Despite her feeling of ‘moral involvement’, Isabel does not use philosophical reasoning to solve the mystery. She ponders questions of truth telling, the morality of lying, hypocrisy and trust, but when she finally decides what to do, ‘the decision was really quite simple, and she did not need to be a moral philosopher to take it’. There is also a sub plot in which she is concerned about the faithfulness of her niece’s boy friend; morally, she knows she should remain silent. But here too her concern about what she should do is overtaken by what she does: ‘she had not meant to say it – she knew it was wrong – and yet it had come out’. This doesn’t invalidate her musings, but it does bear out her conclusion that ‘All the great issues were reducible to the simple facts of everyday human life’.
I haven’t made this sound very promising, yet I found it a very pleasant book to read. McCall Smith is interested here in the same issue as he spoke on at the Sydney Festival – the loss of ‘moral compass’ in modern society. Isabel may not always live up to her philosophical ideals, but she is deeply concerned about moral issues and tries to live a moral life. She is kind and thoughtful, she respects other people’s feelings and she is completely trustworthy. She may be fighting a loosing battle against the modern tide – ‘the word conscience was not one which one heard very much anymore’ – but McCall Smith makes her an attractive character with whom most readers can identity.
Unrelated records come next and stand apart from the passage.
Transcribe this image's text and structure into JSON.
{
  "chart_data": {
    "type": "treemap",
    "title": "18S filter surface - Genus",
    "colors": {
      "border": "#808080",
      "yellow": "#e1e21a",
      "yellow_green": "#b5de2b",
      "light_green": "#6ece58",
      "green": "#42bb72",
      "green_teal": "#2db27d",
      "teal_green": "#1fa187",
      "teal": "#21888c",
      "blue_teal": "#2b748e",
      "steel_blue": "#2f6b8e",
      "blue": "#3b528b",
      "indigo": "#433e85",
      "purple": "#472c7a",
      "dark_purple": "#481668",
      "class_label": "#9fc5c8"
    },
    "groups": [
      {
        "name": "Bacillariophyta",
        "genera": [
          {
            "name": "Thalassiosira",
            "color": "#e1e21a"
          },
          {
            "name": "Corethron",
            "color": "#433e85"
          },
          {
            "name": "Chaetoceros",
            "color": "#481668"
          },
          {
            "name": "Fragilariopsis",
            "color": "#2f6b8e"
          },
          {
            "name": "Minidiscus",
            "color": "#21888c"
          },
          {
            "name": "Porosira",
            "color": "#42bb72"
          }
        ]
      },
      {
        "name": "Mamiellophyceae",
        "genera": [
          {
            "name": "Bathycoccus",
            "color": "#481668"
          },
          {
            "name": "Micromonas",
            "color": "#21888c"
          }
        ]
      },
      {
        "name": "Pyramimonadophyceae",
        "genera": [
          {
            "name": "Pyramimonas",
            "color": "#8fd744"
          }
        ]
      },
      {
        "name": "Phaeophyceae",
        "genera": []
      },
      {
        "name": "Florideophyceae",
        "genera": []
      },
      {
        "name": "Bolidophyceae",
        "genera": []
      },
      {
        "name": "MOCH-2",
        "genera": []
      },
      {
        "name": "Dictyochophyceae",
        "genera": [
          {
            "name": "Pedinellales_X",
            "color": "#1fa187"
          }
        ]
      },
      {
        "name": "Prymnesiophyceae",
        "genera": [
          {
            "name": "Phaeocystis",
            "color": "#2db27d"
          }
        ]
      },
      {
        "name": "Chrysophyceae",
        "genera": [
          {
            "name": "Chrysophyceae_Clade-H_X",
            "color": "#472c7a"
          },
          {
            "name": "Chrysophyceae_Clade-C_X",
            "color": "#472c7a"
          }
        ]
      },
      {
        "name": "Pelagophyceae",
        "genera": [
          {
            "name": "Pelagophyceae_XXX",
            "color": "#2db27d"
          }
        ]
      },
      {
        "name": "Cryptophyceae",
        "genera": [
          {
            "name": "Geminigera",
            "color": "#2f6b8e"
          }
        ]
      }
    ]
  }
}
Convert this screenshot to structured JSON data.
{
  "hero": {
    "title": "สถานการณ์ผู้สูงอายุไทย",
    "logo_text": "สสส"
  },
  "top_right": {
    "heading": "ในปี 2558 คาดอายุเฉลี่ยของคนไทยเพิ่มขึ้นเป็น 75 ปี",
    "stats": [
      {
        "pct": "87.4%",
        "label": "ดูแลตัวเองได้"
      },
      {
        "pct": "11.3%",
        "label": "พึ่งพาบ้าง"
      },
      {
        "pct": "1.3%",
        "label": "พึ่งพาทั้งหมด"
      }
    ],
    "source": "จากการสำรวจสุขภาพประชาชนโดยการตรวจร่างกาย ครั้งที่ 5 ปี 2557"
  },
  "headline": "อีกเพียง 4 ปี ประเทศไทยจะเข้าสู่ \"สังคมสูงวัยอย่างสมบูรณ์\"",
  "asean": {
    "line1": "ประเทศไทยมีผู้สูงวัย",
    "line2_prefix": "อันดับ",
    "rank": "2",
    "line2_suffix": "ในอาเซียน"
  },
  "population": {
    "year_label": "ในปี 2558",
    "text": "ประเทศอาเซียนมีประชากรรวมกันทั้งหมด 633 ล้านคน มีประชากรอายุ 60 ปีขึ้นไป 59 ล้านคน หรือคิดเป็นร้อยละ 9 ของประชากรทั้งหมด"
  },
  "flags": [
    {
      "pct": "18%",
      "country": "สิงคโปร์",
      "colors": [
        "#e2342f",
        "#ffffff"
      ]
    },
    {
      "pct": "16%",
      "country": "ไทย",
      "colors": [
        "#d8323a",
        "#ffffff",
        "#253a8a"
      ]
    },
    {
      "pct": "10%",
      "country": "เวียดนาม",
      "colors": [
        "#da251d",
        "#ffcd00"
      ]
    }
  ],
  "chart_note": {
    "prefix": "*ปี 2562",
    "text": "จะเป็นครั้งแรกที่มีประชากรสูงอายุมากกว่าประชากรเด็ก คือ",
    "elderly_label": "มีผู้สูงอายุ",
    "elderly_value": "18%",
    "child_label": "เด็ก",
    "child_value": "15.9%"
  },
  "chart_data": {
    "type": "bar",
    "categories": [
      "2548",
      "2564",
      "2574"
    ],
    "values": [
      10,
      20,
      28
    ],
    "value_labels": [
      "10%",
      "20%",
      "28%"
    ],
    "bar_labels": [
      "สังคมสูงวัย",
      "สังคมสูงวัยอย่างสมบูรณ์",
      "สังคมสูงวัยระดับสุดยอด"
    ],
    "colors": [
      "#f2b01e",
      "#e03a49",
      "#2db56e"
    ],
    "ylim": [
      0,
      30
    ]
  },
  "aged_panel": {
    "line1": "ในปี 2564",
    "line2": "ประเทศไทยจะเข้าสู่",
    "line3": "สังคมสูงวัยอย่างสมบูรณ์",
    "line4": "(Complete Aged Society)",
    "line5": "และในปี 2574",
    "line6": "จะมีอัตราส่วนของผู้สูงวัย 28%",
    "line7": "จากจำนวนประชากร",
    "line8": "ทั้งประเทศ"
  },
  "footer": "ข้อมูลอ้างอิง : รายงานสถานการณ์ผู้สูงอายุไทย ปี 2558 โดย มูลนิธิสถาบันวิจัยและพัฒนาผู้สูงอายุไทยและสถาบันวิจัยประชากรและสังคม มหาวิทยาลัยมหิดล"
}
McCall Smith also writes very fondly of Edinburgh, home of the Scottish Enlightenment, but also of ‘rigid hierarchies and the deep convictions of Scottish Presbyterianism’, of outward respectability and hidden vice – ‘The story of Jekyll and Hyde was conceived in Edinburgh, of course, and it made perfect sense there’.
This book wasn’t greeted with the universal praise that McCall Smith received for his No. 1 Ladies’ Detective series. Some critics though they were being lectured, and that Isabel lacked the force and energy of Precious Ramotswe. The New York Times concluded that the novel is ‘the literary equivalent of herbal tea and a cozy fire’. But what’s so wrong with that?
PS. I have no idea why this book is called ‘The Sunday Philosophy Club’. The club is mentioned, but doesn’t meet. Perhaps all readers are members of the club?